Parole di memoria

Il volto di Rossella Casini

Il volto di Rossella Casini

di Andrea Bigalli

Il bilancio sul tempo non si fa certo con criteri economici. Bisogna segnare negli schemi cifre di altro segno: emozioni, sentimenti, dolori, esultanze e altre risorse o mancanze esistenziali.
Nelle caselle delle emozioni, tra tante altre, c’è quella in cui ho messo quel che ho provato nel vedere, dopo molte ricerche e molti anni, come tradotta dal moto ondoso su di un lido, il volto di Rossella Casini.

La sua è una storia di donne. La sua personale, quella della madre che l’ha vista scomparire nel nulla, le sue amiche, le sue compagne di corso all’università; la storia della sorella del suo amato, tra coloro che ne hanno decretata la morte. Una storia che incrocia Libera Toscana, a cui una giornalista calabrese, Francesca, chiede riferimenti perché vorrebbe proporla in un suo libro.

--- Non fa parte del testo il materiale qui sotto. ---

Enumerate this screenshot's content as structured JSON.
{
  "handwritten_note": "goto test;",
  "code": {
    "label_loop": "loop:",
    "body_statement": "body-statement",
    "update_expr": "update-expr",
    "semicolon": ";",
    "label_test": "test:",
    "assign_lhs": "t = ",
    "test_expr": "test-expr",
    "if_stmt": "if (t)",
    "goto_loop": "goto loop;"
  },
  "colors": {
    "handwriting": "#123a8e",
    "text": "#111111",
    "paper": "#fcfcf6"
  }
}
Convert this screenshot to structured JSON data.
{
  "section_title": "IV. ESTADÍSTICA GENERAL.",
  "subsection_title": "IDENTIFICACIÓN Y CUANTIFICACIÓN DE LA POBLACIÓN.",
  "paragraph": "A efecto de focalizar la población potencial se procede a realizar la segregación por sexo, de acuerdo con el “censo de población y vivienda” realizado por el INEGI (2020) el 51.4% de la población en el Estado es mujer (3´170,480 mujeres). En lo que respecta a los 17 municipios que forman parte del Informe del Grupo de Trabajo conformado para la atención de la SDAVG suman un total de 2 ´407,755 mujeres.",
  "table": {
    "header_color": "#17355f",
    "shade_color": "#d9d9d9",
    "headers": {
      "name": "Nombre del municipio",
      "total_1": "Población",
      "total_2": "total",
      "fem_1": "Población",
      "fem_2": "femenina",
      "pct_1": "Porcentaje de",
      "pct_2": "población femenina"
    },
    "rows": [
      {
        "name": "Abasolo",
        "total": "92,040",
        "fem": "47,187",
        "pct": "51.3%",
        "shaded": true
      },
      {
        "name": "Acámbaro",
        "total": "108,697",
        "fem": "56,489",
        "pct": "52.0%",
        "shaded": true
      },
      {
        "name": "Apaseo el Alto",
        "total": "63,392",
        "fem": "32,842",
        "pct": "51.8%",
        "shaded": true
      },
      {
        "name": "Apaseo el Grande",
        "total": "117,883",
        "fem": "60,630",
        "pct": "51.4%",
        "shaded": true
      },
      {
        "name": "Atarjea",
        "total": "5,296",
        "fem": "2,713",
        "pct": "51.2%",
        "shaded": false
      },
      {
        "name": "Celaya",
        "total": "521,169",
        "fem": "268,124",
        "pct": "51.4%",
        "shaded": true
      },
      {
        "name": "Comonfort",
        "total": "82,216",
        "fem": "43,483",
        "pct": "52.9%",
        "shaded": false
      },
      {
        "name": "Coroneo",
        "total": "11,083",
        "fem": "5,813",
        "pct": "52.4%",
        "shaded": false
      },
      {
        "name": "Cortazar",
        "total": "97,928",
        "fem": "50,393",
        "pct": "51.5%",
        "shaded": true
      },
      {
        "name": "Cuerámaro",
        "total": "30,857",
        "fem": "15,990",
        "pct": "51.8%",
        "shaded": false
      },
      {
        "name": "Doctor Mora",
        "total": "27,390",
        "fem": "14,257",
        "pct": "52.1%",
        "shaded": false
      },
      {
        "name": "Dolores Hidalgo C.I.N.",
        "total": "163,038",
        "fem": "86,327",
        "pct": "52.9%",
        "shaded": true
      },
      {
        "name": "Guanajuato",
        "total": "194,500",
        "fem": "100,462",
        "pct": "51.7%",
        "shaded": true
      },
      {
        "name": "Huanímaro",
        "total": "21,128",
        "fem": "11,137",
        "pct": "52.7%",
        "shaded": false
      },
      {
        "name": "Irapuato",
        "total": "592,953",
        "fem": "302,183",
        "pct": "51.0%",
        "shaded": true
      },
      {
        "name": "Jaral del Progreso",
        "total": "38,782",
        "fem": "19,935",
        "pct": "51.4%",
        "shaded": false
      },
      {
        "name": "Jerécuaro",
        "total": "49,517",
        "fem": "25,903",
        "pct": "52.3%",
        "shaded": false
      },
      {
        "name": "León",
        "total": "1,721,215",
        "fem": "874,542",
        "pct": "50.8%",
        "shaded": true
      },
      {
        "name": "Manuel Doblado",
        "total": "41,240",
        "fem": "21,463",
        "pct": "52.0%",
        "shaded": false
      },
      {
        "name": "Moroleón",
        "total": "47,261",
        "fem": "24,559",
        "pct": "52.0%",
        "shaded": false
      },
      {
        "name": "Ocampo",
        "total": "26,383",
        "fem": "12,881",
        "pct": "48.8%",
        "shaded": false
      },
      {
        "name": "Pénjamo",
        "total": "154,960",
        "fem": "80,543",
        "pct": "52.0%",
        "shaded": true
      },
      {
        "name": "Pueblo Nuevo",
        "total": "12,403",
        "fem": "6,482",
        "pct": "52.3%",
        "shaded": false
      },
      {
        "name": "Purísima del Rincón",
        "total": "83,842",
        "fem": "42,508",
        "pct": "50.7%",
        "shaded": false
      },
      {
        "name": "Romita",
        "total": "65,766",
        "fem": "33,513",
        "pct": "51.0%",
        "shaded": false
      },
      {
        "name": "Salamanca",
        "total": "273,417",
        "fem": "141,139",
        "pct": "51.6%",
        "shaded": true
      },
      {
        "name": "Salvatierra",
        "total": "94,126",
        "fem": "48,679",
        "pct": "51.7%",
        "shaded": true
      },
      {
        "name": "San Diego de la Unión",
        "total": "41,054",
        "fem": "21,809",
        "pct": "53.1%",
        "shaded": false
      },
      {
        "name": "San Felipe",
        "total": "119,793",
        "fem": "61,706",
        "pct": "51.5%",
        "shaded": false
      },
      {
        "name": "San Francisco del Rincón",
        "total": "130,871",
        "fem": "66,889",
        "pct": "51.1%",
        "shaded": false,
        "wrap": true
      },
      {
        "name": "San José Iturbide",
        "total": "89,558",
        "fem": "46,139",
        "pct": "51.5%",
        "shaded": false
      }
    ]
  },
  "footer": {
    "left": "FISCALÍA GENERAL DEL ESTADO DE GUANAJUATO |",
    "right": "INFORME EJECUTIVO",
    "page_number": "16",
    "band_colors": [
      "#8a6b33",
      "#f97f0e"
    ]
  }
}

E proprio altre donne, a distanza di anni, ne hanno cercato le tracce, provato a dare senso alla memoria di una vittima di mafia toscana, trovare quantomeno un volto, gli elementi minimali di una identità. Franca Selvatici, cronista, seguendo il processo ai suoi assassini ne ha narrata per prima la storia; un’altra giornalista, Francesca Chirico, appunto, dalla Calabria ne ha ripreso e ampliato i termini, in un libro corale su altre donne vittime o resistenti alla ‘ndrangheta; Fiamma Negri e Giusi Salis hanno scritto per il teatro la sua vicenda, mettendola in scena; Emanuela Gasbarroni ha realizzato un video reportage. Ad Anna D’Amico e Edi Ferrari un compito particolare: trovare una foto di Rossella. Non ne avevamo. Morti i suoi genitori, sembrava smarrito ogni fattore di memoria. Dagli archivi della segreteria della facoltà che frequentava, la foto del tesserino universitario.

Ecco, quando per la prima volta abbiamo visto il suo volto, è stata un’emozione vera. Quella della storia. Una terribile ingiustizia, il sopruso assoluto della violenza sulla donna, l’arrogante protervia di chi pensa di poter comunque aver la meglio su chiunque, su qualunque istituzione debba giudicare i loro atti. Ma non soltanto questo, oltre quelle che sembrano le dinamiche usuali della storia.

Solo una foto, ma molto più di un frammento di diritto, di dignità, di legalità. Un argine di amore contro quello che sembra un fiume inarrestabile di violenza. Non ci siamo solo illuse e illusi, non ci stiamo ingannando se abbiamo pensato e siamo convinti che sia stato molto più di una foto ritrovata in uno schedario. È stata la forza della tenerezza contro la miseria della ferocia. Di cui comunque ognuno che la esercita dovrà render conto. Finché non li lasciamo seppellire nel silenzio quanto di orribile hanno compiuto non hanno nessuna speranza di sottrarsi a tale giudizio.